My initial thought was that we can transform to the Minkowski metric at every point in spacetime, and since these characterizations hold in Minkowski and the line-element is invariant under coordinate transformations, they hold generally. But strictly speaking the line-element is not located at one point, but extends from one point to another. It is infinitesimally small, and I know that we can take the first-derivative of the metric to vanish at the point, which maybe somehow helps? Regardless, I'm not sure my argument holds.

 

[PeterDonis]

Does it have something to do with the fact that the metric still has Lorentzian signature

Yes. That is in fact why the timelike/spacelike/null distinction remains valid in curved spacetime: because the spacetime still has Lorentzian signature everywhere.

(why is this true, by the way)?

Because that model works; it makes accurate predictions. That's the only answer science can give to a question like this.

the line-element

Focusing on the specific form of the line element can be misleading, because there are many ways to choose coordinates, even in flat Minkowski spacetime, that can make it not at all apparent from the form of the line element what vectors are timelike, spacelike, or null, or even what the metric signature is.

 

[Ibix]

Does it have something to do with the fact that the metric still has Lorentzian signature (why is this true, by the way)?

Peter is correct that we justify these assumptions post hoc: if we assume x we predict y, and y matches experiment.
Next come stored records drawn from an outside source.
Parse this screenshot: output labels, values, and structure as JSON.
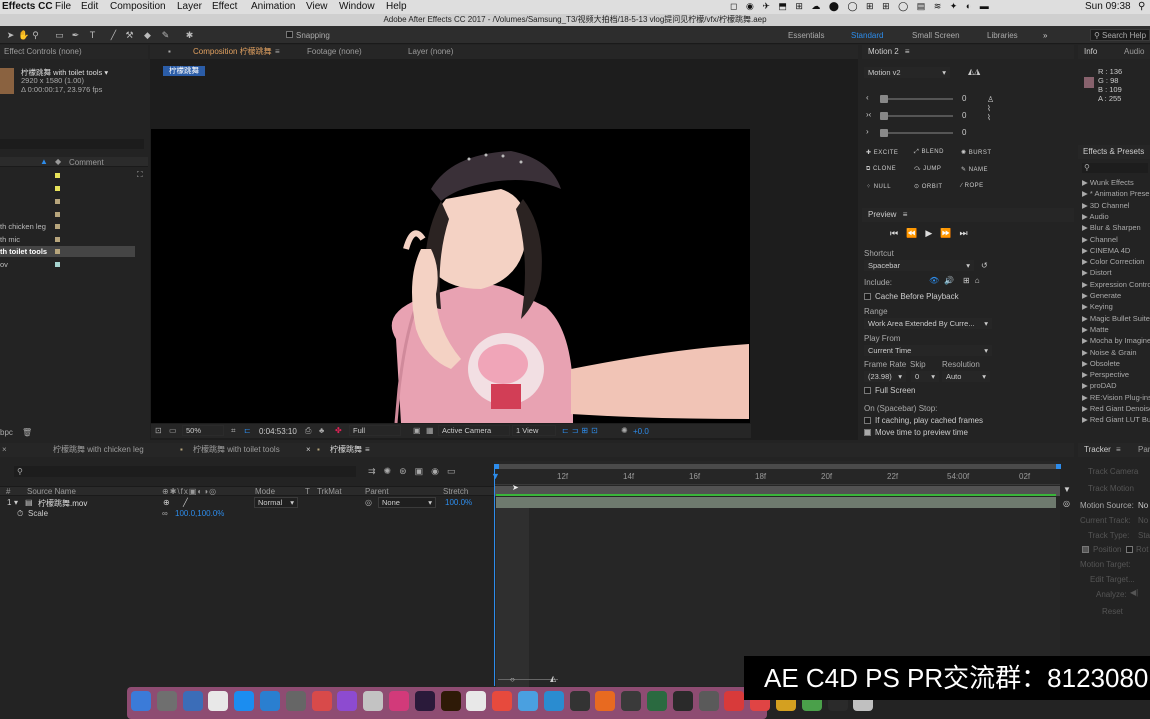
{
  "menubar": {
    "app": "Effects CC",
    "items": [
      "File",
      "Edit",
      "Composition",
      "Layer",
      "Effect",
      "Animation",
      "View",
      "Window",
      "Help"
    ],
    "clock": "Sun 09:38"
  },
  "titlebar": {
    "text": "Adobe After Effects CC 2017 - /Volumes/Samsung_T3/视频大拍档/18-5-13 vlog提问见柠檬/vfx/柠檬跳舞.aep"
  },
  "toolbar": {
    "snapping": "Snapping",
    "workspaces": [
      "Essentials",
      "Standard",
      "Small Screen",
      "Libraries"
    ],
    "active_workspace": "Standard",
    "search_help": "Search Help"
  },
  "project": {
    "effect_controls": "Effect Controls (none)",
    "item_name": "柠檬跳舞 with toilet tools ▾",
    "item_dims": "2920 x 1580 (1.00)",
    "item_dur": "Δ 0:00:00:17, 23.976 fps",
    "col_comment": "Comment",
    "rows": [
      "",
      "",
      "",
      "",
      "th chicken leg",
      "th mic",
      "th toilet tools",
      "ov"
    ],
    "bpc": "bpc"
  },
  "comp": {
    "tab_comp": "Composition 柠檬跳舞",
    "tab_footage": "Footage (none)",
    "tab_layer": "Layer (none)",
    "comp_name_tag": "柠檬跳舞",
    "zoom": "50%",
    "timecode": "0:04:53:10",
    "resolution": "Full",
    "camera": "Active Camera",
    "views": "1 View",
    "exposure": "+0.0"
  },
  "motion": {
    "title": "Motion 2",
    "preset": "Motion v2",
    "slider_values": [
      "0",
      "0",
      "0"
    ],
    "buttons": [
      "EXCITE",
      "BLEND",
      "BURST",
      "CLONE",
      "JUMP",
      "NAME",
      "NULL",
      "ORBIT",
      "ROPE"
    ]
  },
  "preview": {
    "title": "Preview",
    "shortcut_lbl": "Shortcut",
    "shortcut": "Spacebar",
    "include": "Include:",
    "cache": "Cache Before Playback",
    "range_lbl": "Range",
    "range": "Work Area Extended By Curre...",
    "playfrom_lbl": "Play From",
    "playfrom": "Current Time",
    "fr_lbl": "Frame Rate",
    "skip_lbl": "Skip",
    "res_lbl": "Resolution",
    "fr": "(23.98)",
    "skip": "0",
    "res": "Auto",
    "fullscreen": "Full Screen",
    "stop_lbl": "On (Spacebar) Stop:",
    "stop1": "If caching, play cached frames",
    "stop2": "Move time to preview time"
  },
  "info": {
    "tab_info": "Info",
    "tab_audio": "Audio",
    "r": "R : 136",
    "g": "G : 98",
    "b": "B : 109",
    "a": "A : 255",
    "color": "#88626d"
  },
  "effects": {
    "title": "Effects & Presets",
    "items": [
      "Wunk Effects",
      "* Animation Prese",
      "3D Channel",
      "Audio",
      "Blur & Sharpen",
      "Channel",
      "CINEMA 4D",
      "Color Correction",
      "Distort",
      "Expression Contro",
      "Generate",
      "Keying",
      "Magic Bullet Suite",
      "Matte",
      "Mocha by Imagine",
      "Noise & Grain",
      "Obsolete",
      "Perspective",
      "proDAD",
      "RE:Vision Plug-ins",
      "Red Giant Denoise",
      "Red Giant LUT Bu"
    ]
  },
  "timeline": {
    "tabs": [
      "柠檬跳舞 with chicken leg",
      "柠檬跳舞 with toilet tools",
      "柠檬跳舞"
    ],
    "cols": {
      "num": "#",
      "source": "Source Name",
      "mode": "Mode",
      "t": "T",
      "trkmat": "TrkMat",
      "parent": "Parent",
      "stretch": "Stretch"
    },
    "layer_num": "1",
    "layer_name": "柠檬跳舞.mov",
    "layer_mode": "Normal",
    "layer_parent": "None",
    "layer_stretch": "100.0%",
    "prop_name": "Scale",
    "prop_value": "100.0,100.0%",
    "ruler": [
      "12f",
      "14f",
      "16f",
      "18f",
      "20f",
      "22f",
      "54:00f",
      "02f"
    ]
  },
  "tracker": {
    "title": "Tracker",
    "tab2": "Par",
    "track_camera": "Track Camera",
    "track_motion": "Track Motion",
    "motion_source": "Motion Source:",
    "motion_source_val": "No",
    "current_track": "Current Track:",
    "current_track_val": "No",
    "track_type": "Track Type:",
    "track_type_val": "Sta",
    "position": "Position",
    "rotation": "Rot",
    "motion_target": "Motion Target:",
    "edit_target": "Edit Target...",
    "analyze": "Analyze:",
    "reset": "Reset"
  },
  "banner": {
    "text": "AE C4D PS PR交流群：8123080"
  }
}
However, it's worth noting that there's an application of the correspondence principle here - SR is well tested, and a relativistic gravity theory must reduce to it in cases where gravity is not relevant. For a geometric relativistic gravity theory that means locally Lorentz.

Mathematically, once you've got a locally Lorentzian metric, you'll find that the inner product of any two vectors can be positive, zero or negative, so the notion of spacelike, null, and timelike remains useful. And physically we find that "light can never be overtaken" remains true even when gravity is relevant, so it seems like a useful distinction.

 

[sophiatev]

Yes. That is in fact why the timelike/spacelike/null distinction remains valid in curved spacetime: because the spacetime still has Lorentzian signature everywhere.

Correct me if I'm wrong, but from my understanding "Lorentzian signature" simply means that when we put the metric into its canonical form, there is exactly one minus in the signature (and all the rest of the eigenvalues are positive). Is it simply a matter of convention that we always take the minus to correspond to the "timelike" coordinate? I'm thinking specifically of the case of the Schwarzschild metric, where once we pass the event horizon the $r$ coordinate is the one with the negative coefficient in $ds^2$ rather than the $t$ coordinate. In that case, "timelike progression" is along the direction of decreasing $r$ now rather than $t$, even though we still take $r$ to correspond to radial distance (I think). Would a Lorentzian signature imply that there always exists trajectories in spacetime with a negative $ds^2$, and we simply choose all massive particles to move along those trajectories because "it works"?

Mathematically, once you've got a locally Lorentzian metric, you'll find that the inner product of any two vectors can be positive, zero or negative, so the notion of spacelike, null, and timelike remains useful. And physically we find that "light can never be overtaken" remains true even when gravity is relevant, so it seems like a useful distinction.

That seems to be what Ibix is implying here, at least (though again correct me if I'm wrong).

 

[PeterDonis]

from my understanding "Lorentzian signature" simply means that when we put the metric into its canonical form, there is exactly one minus in the signature (and all the rest of the eigenvalues are positive)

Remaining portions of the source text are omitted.